I have to admit chuckling over this. I’m no fan of Putin, who seems to pine for the good ol’ days of the USSR. And if I have to choose between him and a group of plucky thumbs-to-their-noses astronomy enthusiasts … well.

The star they adopted was through the Pale Blue Dot project, run by the White Dwarf Research Corp. This is a nonprofit made up of professional astronomers raising money to do real research in asteroseismology and cosmochronometry, fields that deal with the properties of stars. Their work is solid, and they already funded some research that led to the discovery of the smallest known exoplanet in 2013. If you want, you can adopt a star as well and help support real, important research.
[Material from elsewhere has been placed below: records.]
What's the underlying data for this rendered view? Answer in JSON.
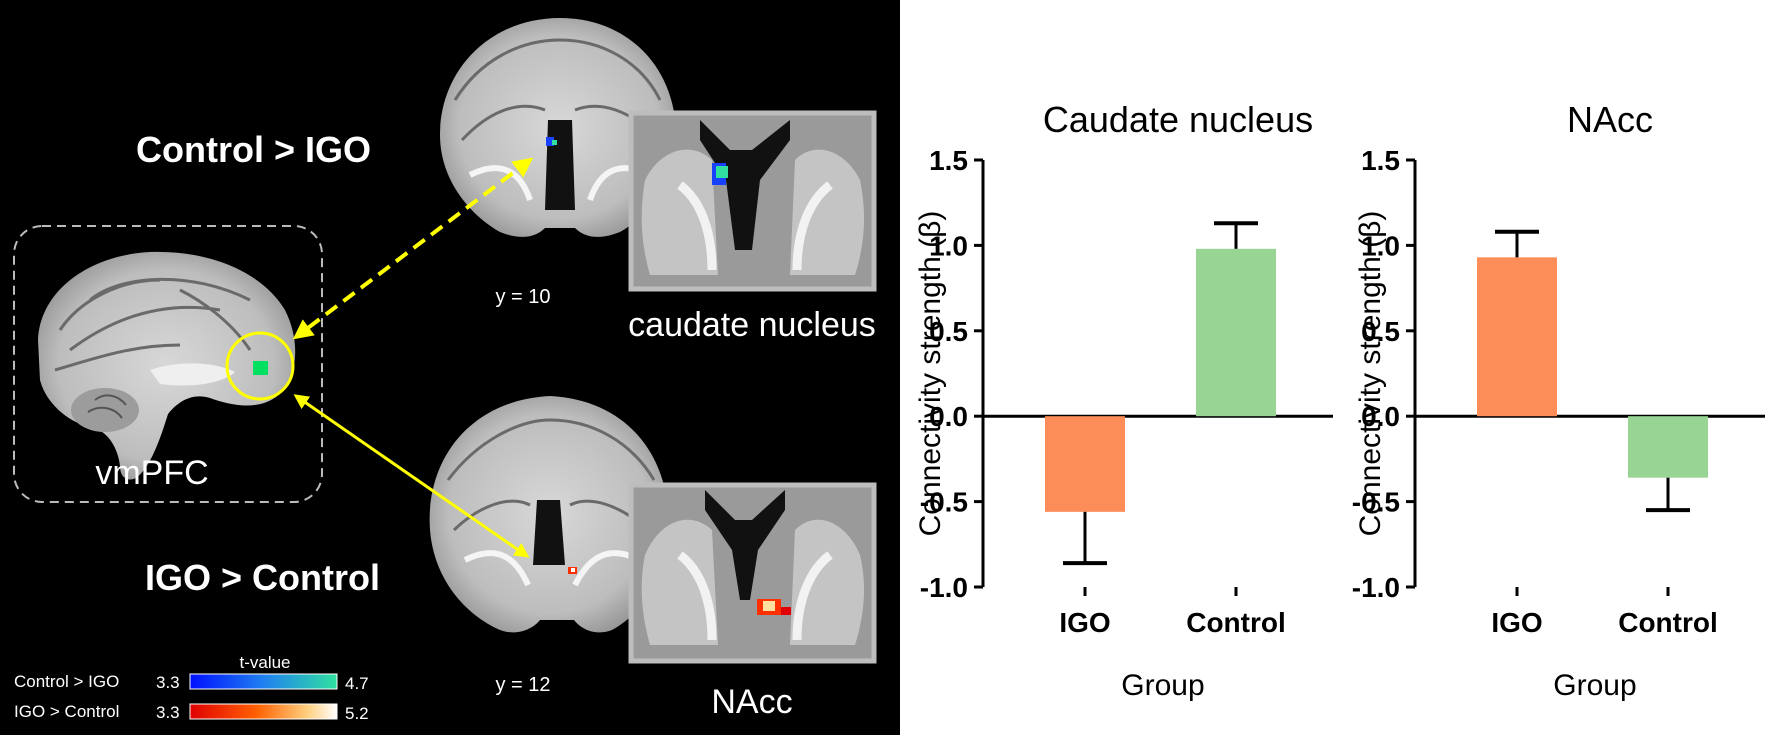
{
  "brain": {
    "contrast_top": "Control > IGO",
    "contrast_bottom": "IGO > Control",
    "seed_label": "vmPFC",
    "slice_top": "y = 10",
    "slice_bottom": "y = 12",
    "inset_top_label": "caudate nucleus",
    "inset_bottom_label": "NAcc",
    "colorbar": {
      "title": "t-value",
      "rows": [
        {
          "label": "Control > IGO",
          "min": "3.3",
          "max": "4.7"
        },
        {
          "label": "IGO > Control",
          "min": "3.3",
          "max": "5.2"
        }
      ]
    },
    "colors": {
      "arrow": "#ffff00",
      "seed": "#00e060",
      "blue_cluster": "#1840ff",
      "red_cluster": "#ff3000"
    }
  },
  "chart_data": [
    {
      "type": "bar",
      "title": "Caudate nucleus",
      "categories": [
        "IGO",
        "Control"
      ],
      "values": [
        -0.56,
        0.98
      ],
      "errors": [
        0.3,
        0.15
      ],
      "error_direction": [
        "down",
        "up"
      ],
      "colors": [
        "#fc8d59",
        "#98d594"
      ],
      "xlabel": "Group",
      "ylabel": "Connectivity strength (β)",
      "ylim": [
        -1.0,
        1.5
      ],
      "yticks": [
        "-1.0",
        "-0.5",
        "0.0",
        "0.5",
        "1.0",
        "1.5"
      ]
    },
    {
      "type": "bar",
      "title": "NAcc",
      "categories": [
        "IGO",
        "Control"
      ],
      "values": [
        0.93,
        -0.36
      ],
      "errors": [
        0.15,
        0.19
      ],
      "error_direction": [
        "up",
        "down"
      ],
      "colors": [
        "#fc8d59",
        "#98d594"
      ],
      "xlabel": "Group",
      "ylabel": "Connectivity strength (β)",
      "ylim": [
        -1.0,
        1.5
      ],
      "yticks": [
        "-1.0",
        "-0.5",
        "0.0",
        "0.5",
        "1.0",
        "1.5"
      ]
    }
  ]
}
Incidentally, I checked with Travis Metcalfe from White Dwarf, and he confirms the story is legit. The star isn't actually named "Putin-Huilo" of course; this is just a fun and unofficial way for the group to raise funding. I’ll note this is different than some less-then-stellar companies that claim to “sell” stars, which are at best deceptive. Donations to White Dwarf go toward the astronomers so they can continue their research.

Out of curiosity I poked around to find the star. Using the Goddard Space Flight Center SkyView page, I made a nice picture of it:

The star adopted is at the center of this picture; it's too faint to see without a telescope.

Photo by Digitized Sky Survey/SkyView

It’s faint, about magnitude 11.5, so you’d need a decent telescope to see it. The colors here aren’t true; I set them such that infrared light looks red, red light looks green, and blue light looks blue. Given its measured colors, it looks to be similar to the Sun, which is rather interesting. I had to chuckle—compared to the Sun, it’s actually a bit redder. That seems fitting.

As for the Ukrainian astronomers, I wish them the best. I think their star is safe. I’m not sure how far away it is, but if it is like the Sun, it’s about 700 light years distant. That’s too far even for Putin to annex.

Tip o’ the babushka to the fantabulous Iszi Lawrence.